Tę scenę, jak i kilka innych, nakręcono w 1967 roku w Lubomierzu,
niewielkim dolnośląskim miasteczku niezniszczonym podczas ostatniej wojny. Gdy patrzę
dziś na jego uliczki, to powiem Wam, że
niewiele się tu zmieniło. Tak, jakby czas się zatrzymał! No, może tylko odnowiono
fasady większości kamienic, pobudowano nowe parkingi, ustawiono nowoczesne
ławeczki trochę zakłócające jego niesamowity klimat. A tego jest tu całe mnóstwo!

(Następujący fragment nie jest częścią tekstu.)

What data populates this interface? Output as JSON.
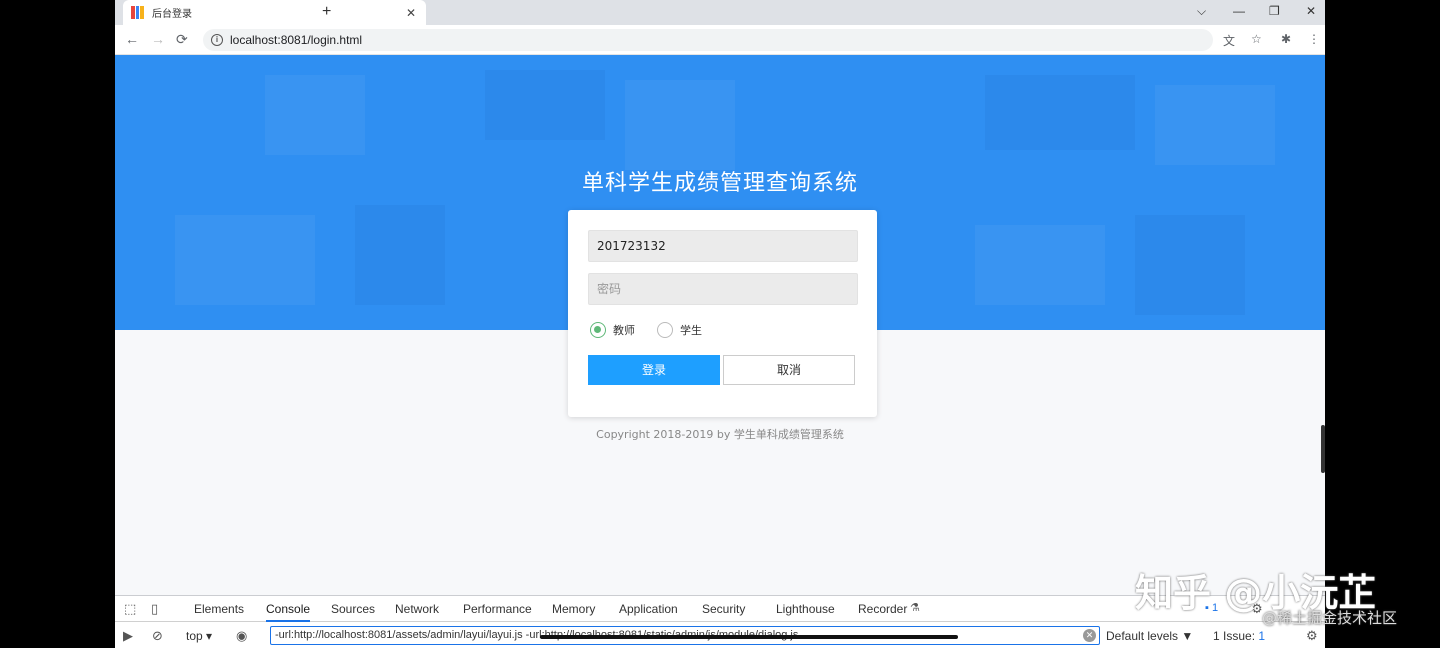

Lubomierz to jedno z najmniejszych miast na Dolnym Śląsku (2 tyś. mieszkańców), a zarazem jedno z najstarszych. Prawa miejskie nadał mu w XIII wieku książę Bolko I Surowy, a świadkami jego historii są resztki murów obronnych, zachowane fragmenty gotyckiego kościoła będące dziś częścią barokowej świątyni, zabudowania klasztoru benedyktynek, średniowieczny układ uliczek oraz zabytkowe kamienice, nawet XVI-wieczne, a także pomniki. Sporo tego jak na tak nieduże miasteczko!
MUZEUM KARGULA I PAWLAKA.
Jednak nie wiem, czy byłoby tak popularne,
gdyby nie kręcone tutaj sceny do filmu Sami Swoi oraz utworzone potem, jedyne w Polsce, Muzeum
Kargula i Pawlaka. O tym miasteczku i muzeum wspominała Stokrotka na
swoim blogu, czym mnie mocno zainspirowała za co jej bardzo dziękuję. No, i
zwiedziliśmy je!
Samochód zostawiliśmy na rynku, można też
przed wjazdem do niego, bo tam też jest duży parking. Zwiedzanie zaczęliśmy od
wspomnianego muzeum. Mieście się ono w pięknej, XVI-wiecznej kamienicy - Domu
Płócienników, czyli takim dawnym
domu handlowym, w którym zachowało się mnóstwo oryginalnych architektonicznych
elementów. O wyeksponowaniu tutaj zebranych po filmie pamiątek zdecydowali
mieszkańcy miasteczka i w 1995 roku utworzono w nim muzeum.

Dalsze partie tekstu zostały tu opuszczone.